Synthetisch amorphe Kieselsäuren und deren oberflächenbehandelte Varianten sind durch das Fehlen kristalliner Bestandteile charakterisiert. Als Bestimmungsmethoden werden dafür die Elektronenbeugung, kombiniert mit Transmissions Elektronenmikroskopie, und die Röntgenbeugung herangezogen. Die Nachweisgrenze dieser Methoden ist kleiner 0,01 Gewichtsprozent. Außerdem bietet die Transmissions-Elektronenmikroskopie in Verbindung mit der Elektronenbeugung die Möglichkeit, Festkörperstrukturen bis zu einer Dimension von 10 Nanometer zu bestimmen. Aufgrund der vorliegenden Ergebnisse kann ACEMATT® als vollständig amorph bezeichnet werden.

Toxikologie

Erfahrungen am Menschen

Aus jahrzehntelanger Erfahrung ist bekannt, dass der bestimmungsgemäße Umgang mit ACEMATT® zu keinen Gesundheitsschäden führt.

Ergebnisse toxikologischer Untersuchungen

Die akute Toxizität, Ratte oral LD, liegt oberhalb von 10.000 mg/kg. ACEMATT® wirkt nicht reizend auf Haut und Augen.
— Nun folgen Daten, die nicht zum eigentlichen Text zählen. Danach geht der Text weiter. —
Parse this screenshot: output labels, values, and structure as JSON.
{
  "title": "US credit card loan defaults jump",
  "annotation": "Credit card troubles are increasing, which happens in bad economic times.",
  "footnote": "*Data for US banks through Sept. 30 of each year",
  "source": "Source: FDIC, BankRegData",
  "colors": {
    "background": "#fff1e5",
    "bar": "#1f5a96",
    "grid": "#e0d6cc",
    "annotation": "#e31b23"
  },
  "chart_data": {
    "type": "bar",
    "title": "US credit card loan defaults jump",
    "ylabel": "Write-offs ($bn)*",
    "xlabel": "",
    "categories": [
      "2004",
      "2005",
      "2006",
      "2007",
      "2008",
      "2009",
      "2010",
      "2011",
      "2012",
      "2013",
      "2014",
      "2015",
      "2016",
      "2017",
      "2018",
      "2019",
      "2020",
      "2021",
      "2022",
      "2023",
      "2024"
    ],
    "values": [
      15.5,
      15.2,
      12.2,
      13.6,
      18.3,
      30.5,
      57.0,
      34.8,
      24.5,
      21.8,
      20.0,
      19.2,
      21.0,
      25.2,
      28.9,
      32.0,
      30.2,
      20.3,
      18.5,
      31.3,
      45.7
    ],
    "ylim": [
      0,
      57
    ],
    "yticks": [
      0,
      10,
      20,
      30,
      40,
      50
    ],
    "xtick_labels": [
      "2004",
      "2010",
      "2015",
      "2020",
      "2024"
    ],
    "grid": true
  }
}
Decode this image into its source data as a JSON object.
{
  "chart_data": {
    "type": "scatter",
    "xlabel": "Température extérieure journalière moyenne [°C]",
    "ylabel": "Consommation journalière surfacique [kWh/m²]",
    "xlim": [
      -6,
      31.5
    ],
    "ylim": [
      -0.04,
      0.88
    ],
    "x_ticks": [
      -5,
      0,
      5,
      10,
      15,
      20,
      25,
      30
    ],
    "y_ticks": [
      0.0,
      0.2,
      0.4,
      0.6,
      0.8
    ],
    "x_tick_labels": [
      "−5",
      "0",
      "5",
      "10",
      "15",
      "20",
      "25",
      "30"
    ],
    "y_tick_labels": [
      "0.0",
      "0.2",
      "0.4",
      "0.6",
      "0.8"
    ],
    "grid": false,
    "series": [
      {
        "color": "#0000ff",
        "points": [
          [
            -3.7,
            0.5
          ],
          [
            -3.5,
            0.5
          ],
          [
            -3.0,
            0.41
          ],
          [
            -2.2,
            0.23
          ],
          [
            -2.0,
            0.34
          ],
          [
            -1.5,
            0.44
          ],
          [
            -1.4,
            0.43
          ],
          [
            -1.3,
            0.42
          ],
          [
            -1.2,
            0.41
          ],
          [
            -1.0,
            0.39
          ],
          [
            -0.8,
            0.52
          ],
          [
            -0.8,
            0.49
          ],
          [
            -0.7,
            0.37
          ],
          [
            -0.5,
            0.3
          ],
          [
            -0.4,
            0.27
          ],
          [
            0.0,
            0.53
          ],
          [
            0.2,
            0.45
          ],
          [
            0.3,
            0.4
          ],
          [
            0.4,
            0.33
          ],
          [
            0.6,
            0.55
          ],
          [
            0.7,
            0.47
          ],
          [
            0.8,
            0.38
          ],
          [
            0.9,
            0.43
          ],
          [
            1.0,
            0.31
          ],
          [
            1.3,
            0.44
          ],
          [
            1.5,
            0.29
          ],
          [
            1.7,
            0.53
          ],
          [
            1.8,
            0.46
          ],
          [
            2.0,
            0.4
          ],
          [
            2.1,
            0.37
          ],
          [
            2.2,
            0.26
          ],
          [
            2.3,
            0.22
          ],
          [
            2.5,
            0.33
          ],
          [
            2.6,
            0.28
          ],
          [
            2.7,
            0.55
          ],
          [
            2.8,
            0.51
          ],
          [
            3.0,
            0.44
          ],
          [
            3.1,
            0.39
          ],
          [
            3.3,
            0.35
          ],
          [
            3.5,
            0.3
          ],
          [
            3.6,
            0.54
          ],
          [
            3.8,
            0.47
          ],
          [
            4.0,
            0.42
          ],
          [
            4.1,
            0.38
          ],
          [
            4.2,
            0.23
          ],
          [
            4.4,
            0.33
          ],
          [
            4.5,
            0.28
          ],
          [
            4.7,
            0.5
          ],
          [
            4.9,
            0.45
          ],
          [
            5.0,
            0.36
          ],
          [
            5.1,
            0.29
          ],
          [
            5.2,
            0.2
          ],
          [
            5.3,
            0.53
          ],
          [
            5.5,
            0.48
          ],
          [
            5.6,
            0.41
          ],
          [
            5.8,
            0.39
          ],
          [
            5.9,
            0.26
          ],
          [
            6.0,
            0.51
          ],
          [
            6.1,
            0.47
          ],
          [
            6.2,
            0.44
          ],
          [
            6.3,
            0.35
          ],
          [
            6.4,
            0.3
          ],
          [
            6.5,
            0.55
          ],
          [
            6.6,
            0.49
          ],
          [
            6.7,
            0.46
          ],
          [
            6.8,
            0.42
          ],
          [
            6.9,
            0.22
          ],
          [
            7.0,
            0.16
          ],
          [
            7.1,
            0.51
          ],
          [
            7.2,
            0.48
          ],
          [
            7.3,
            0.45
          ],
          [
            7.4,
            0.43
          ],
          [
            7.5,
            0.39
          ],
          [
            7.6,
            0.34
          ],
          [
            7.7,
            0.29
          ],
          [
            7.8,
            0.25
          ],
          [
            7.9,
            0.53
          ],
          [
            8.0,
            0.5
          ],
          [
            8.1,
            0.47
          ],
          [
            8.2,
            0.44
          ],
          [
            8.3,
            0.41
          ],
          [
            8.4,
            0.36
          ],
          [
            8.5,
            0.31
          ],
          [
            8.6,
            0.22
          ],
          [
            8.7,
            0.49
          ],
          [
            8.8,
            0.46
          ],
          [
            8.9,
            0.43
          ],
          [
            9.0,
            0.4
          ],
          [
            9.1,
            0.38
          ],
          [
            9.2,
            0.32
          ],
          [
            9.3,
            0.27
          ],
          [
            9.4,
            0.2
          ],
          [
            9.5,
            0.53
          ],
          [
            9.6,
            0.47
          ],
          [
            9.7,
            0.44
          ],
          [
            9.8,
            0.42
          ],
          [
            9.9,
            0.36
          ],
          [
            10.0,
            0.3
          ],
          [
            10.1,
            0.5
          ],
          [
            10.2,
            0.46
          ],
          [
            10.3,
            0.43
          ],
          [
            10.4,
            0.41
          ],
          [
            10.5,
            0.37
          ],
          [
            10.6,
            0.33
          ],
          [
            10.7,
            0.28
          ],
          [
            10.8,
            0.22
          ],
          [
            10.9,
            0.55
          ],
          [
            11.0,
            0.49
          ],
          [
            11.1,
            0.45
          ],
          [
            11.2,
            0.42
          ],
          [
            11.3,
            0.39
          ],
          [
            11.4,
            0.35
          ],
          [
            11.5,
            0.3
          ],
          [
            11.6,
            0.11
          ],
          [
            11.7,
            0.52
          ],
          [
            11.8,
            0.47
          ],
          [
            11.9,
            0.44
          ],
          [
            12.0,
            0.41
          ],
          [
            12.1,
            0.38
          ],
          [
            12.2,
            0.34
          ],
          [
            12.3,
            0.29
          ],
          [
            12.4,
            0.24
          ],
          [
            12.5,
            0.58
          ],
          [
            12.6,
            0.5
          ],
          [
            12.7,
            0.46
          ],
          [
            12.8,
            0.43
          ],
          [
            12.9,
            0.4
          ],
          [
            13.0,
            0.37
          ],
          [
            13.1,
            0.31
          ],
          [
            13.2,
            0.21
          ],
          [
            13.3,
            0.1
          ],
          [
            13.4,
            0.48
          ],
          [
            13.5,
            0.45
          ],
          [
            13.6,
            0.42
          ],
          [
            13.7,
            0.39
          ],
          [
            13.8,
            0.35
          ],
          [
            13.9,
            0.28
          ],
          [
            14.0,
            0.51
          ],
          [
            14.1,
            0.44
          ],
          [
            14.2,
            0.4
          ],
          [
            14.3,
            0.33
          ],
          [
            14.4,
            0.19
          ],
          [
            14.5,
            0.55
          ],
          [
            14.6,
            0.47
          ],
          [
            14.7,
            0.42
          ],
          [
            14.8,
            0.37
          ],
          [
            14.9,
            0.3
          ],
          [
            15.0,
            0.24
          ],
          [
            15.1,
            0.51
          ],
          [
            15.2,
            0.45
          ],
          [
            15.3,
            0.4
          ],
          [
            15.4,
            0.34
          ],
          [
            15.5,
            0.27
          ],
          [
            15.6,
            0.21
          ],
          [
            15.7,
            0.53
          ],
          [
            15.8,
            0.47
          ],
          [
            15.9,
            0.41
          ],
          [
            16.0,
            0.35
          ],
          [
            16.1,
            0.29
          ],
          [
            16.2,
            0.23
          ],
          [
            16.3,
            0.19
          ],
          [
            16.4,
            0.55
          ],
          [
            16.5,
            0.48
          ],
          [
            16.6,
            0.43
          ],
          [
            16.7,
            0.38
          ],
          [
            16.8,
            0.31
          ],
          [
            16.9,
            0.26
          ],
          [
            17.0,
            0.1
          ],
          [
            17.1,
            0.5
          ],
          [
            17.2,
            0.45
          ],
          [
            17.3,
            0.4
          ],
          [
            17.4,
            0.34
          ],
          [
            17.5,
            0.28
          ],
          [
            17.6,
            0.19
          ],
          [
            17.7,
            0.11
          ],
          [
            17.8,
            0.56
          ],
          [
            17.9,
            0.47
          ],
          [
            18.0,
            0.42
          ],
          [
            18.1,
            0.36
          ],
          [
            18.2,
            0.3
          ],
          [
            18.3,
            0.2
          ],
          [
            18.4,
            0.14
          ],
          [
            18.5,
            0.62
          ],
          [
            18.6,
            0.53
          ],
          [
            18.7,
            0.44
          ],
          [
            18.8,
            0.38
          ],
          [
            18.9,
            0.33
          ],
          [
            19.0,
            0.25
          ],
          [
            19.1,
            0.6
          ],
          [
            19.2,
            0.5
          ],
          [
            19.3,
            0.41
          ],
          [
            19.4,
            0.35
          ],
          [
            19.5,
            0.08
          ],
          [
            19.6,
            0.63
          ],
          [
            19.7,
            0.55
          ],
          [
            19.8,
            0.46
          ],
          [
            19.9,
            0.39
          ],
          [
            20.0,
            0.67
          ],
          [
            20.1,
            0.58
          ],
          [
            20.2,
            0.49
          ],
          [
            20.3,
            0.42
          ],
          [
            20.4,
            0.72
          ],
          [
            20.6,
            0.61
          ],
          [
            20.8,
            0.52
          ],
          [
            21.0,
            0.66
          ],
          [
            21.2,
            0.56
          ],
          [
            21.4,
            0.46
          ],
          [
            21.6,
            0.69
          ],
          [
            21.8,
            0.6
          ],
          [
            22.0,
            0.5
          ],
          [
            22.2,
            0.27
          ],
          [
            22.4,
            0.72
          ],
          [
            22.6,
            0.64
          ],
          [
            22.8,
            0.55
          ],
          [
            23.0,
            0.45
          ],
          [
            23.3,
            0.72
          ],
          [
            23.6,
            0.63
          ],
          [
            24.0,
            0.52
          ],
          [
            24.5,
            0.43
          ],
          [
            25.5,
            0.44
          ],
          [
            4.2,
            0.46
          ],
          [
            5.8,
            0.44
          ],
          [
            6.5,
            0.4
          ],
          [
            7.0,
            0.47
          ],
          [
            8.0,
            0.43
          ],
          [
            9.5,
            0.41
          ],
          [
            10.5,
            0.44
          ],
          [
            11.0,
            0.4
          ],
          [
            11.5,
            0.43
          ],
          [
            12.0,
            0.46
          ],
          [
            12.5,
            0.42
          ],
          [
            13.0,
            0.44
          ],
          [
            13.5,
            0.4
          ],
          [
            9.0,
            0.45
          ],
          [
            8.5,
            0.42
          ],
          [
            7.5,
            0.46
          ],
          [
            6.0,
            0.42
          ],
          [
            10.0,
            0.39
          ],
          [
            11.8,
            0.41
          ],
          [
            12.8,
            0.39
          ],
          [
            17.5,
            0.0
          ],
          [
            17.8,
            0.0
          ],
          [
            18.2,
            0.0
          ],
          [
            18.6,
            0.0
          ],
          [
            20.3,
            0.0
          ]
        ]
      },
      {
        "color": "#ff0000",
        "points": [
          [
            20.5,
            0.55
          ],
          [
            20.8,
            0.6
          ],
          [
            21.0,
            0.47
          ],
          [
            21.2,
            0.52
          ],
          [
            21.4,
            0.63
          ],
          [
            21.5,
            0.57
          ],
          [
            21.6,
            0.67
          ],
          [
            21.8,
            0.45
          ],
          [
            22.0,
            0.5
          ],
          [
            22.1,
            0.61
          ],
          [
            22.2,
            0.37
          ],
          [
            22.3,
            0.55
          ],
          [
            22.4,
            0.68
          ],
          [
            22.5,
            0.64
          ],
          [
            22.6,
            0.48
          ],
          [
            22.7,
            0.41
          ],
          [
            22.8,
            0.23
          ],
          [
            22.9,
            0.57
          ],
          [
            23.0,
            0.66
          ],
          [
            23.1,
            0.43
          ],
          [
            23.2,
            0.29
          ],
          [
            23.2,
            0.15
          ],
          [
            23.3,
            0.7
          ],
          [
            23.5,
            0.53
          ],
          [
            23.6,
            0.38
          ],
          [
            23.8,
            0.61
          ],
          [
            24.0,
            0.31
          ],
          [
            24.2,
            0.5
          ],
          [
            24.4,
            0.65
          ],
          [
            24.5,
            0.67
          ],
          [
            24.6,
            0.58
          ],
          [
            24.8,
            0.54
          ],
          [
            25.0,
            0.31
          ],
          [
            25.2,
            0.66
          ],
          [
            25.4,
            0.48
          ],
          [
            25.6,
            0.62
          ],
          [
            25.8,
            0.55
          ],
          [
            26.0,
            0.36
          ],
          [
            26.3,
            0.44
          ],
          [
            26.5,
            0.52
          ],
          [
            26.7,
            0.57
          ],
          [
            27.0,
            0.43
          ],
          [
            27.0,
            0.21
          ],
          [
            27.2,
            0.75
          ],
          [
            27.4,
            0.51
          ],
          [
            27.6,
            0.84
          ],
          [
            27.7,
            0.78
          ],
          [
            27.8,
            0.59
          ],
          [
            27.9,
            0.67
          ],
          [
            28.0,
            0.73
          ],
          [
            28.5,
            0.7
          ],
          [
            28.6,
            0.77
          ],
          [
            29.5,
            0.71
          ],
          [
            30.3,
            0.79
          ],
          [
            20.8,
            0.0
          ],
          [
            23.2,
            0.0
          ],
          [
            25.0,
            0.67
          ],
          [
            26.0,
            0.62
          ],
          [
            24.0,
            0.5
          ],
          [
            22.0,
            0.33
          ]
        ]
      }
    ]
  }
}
Ergebnisse ökotoxikologischer Untersuchungen und Umweltverhalten

Synthetische amorphe Kieselsäure ist ein anorganischer, schwer wasserlöslicher Stoff. Aufgrund dieser Eigenschaften ist die Bioverfügbarkeit für aquatische Organismen gering. Bei Ausgangskonzentrationen von 1.000 bzw. 10.000 mg/l wurden bei der Daphnie (Daphnia magna) bzw. beim Zebrabärbling (Brachydanio rerio) im akuten OECD-Test keine schädigenden Effekte beobachtet. Aufgrund der physikalisch-chemischen Eigenschaften und der akuten Toxizitätsdaten sind chronische Effekte und eine Anreicherung in Organismen nicht zu erwarten. Von der Kommission zur Bewertung wassergefährdender Stoffe wurde synthetisch amorphe Kieselsäure als nicht wassergefährdend eingestuft. (KBwS-Nr.: 849)
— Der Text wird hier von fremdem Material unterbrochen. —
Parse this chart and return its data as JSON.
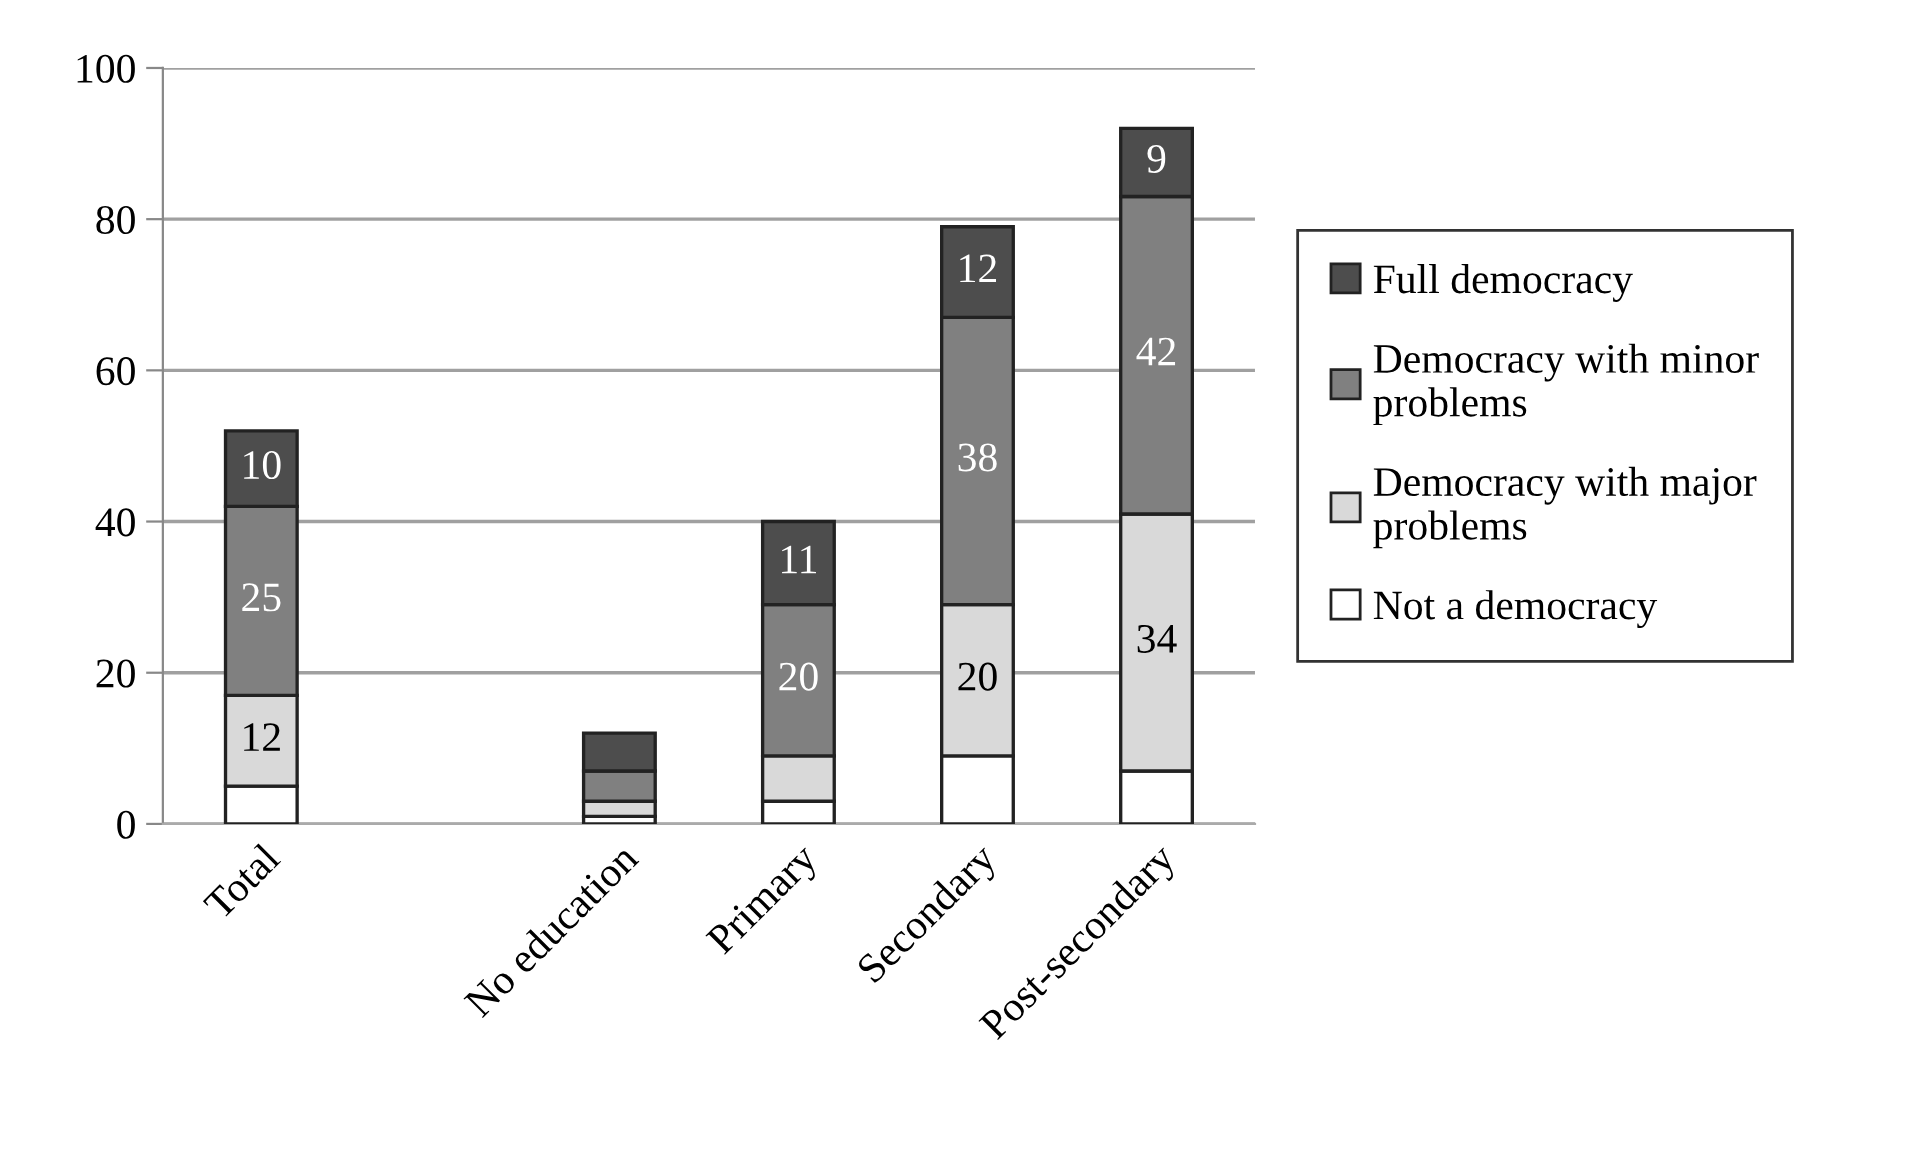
{
  "chart_data": {
    "type": "bar",
    "stacked": true,
    "categories": [
      "Total",
      null,
      "No education",
      "Primary",
      "Secondary",
      "Post-secondary"
    ],
    "series": [
      {
        "name": "Not a democracy",
        "color": "#ffffff",
        "values": [
          5,
          null,
          1,
          3,
          9,
          7
        ],
        "value_labels": [
          null,
          null,
          null,
          null,
          null,
          null
        ]
      },
      {
        "name": "Democracy with major\nproblems",
        "color": "#d9d9d9",
        "values": [
          12,
          null,
          2,
          6,
          20,
          34
        ],
        "value_labels": [
          "12",
          null,
          null,
          null,
          "20",
          "34"
        ]
      },
      {
        "name": "Democracy with minor\nproblems",
        "color": "#808080",
        "values": [
          25,
          null,
          4,
          20,
          38,
          42
        ],
        "value_labels": [
          "25",
          null,
          null,
          "20",
          "38",
          "42"
        ]
      },
      {
        "name": "Full democracy",
        "color": "#4d4d4d",
        "values": [
          10,
          null,
          5,
          11,
          12,
          9
        ],
        "value_labels": [
          "10",
          null,
          null,
          "11",
          "12",
          "9"
        ]
      }
    ],
    "ylim": [
      0,
      100
    ],
    "yticks": [
      0,
      20,
      40,
      60,
      80,
      100
    ],
    "grid": "y",
    "legend": "right"
  }
}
Informationen über den Umgang

Beim Verarbeiten von ACEMATT® in Pulverform werden Objektabsaugpumpen empfohlen. Wird der MAK-Wert von 4 mg/m3 (einatembare Fraktion) überschritten, ist eine Staubmaske (Partikelfilterklasse P2) anzulegen. Beim Umgang mit ACEMATT® ist eine elektrostatische Aufladung möglich. Deshalb sind die entsprechenden Anlagen gegen diese elektrostatische Aufladung, z.B. durch elektrische Erdung auszurüsten. Um das bei Hautkontakt auftretende Trockenheitsgefühl auszuschließen, sollte ACEMATT® mit Wasser abgewaschen und die Haut anschließend gecremt werden. Verschüttetes Material soll unter Staubvermeidung aufgenommen und in einem geeigneten Behälter gesammelt werden. ACEMATT® kann nach dem Europäischen Abfallartenkatalog entsorgt werden.

Gesetzliche Bewertung

Im Sinne des Europäischen Chemikaliengesetzes, der Gefahrstoffverordnung und der Transportvorschriften stellen ACEMATT® Mattierungsmittel keine Gefahrstoffe bzw. Gefahrgüter dar.